Wednesday 04th September 2024 06:52 EDT
 

New Delhi: All it took was a poem of solidarity for a Pakistani blogger to be charged with blasphemy and be put in jail. Asma Batool, a blogger from Pakistan-occupied Kashmir shared a poem by Salman Haider on the harassment women face in South Asian countries, after the Kolkata rape case.

“Khuda, Bhagwan or Ishwar, sab maujood they, jab rape hua (All the gods were witness when I was being violated), read the poem that Batool shared on Facebook. In an Instagram post, she is seen narrating another poem with the caption, “Your country is the same as mine”.

Now the police have picked her up on charges of blasphemy after religious clerics filed an FIR against her for insulting Allah. The FIR was filed against her on 25 August by Maulana Tahir Bashir, president of Ahlus Sunnat Wal Jamaat District in Poonch. Batool’s family has now filed a complaint with the local police, alleging that a mob attacked their home, threatened to kill them, and attempted to set their house on fire over accusations of abandoning their faith.

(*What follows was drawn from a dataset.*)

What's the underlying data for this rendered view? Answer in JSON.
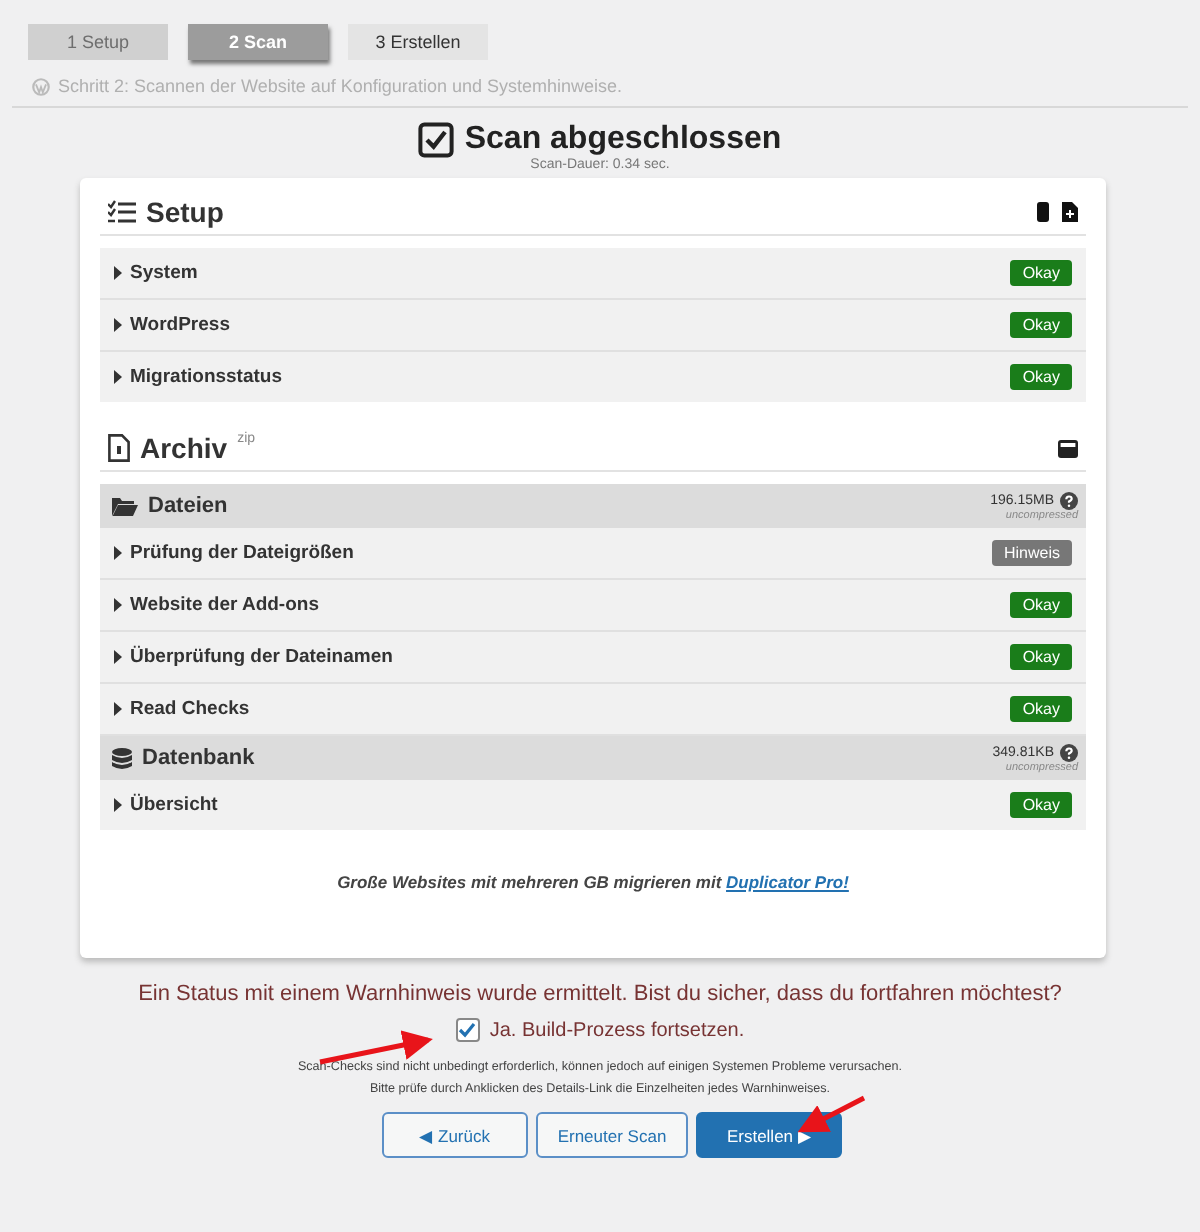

Activists across the country are now demanding her release and removal of the fabricated charges against her. “Asma Batool…has been arrested for blasphemy charges for sharing a poem on her social media. Aap maane ya na maaney, this is Pakistan” (agree or disagree, this is Pakistan), journalist Sabahat Zakariya wrote on X. “And this was inevitably going to be Pakistan when you aroused communal sentiments for secessionism instead of advocating for negotiations within a mixed polity.”

Batool has actively raised her voice against the oppression of minorities in Pakistan on social media. Her YouTube channel has videos of her celebrating Holi and talking about the people of Kashmir.

Social media users are both concerned and curious. “Can’t wait for them to discover Iqbal (Allama Iqbal) and how “blasphemous” he gets. This is disgusting and I seriously can’t begin to see how we can ever reverse it,” a concerned user wrote on X.

Human rights activist Gulalai Ismail too condemned Batool’s arrest and wrote, “Blasphemy law is the new sedition law; a tool used by the civil-military establishment to punish dissent.”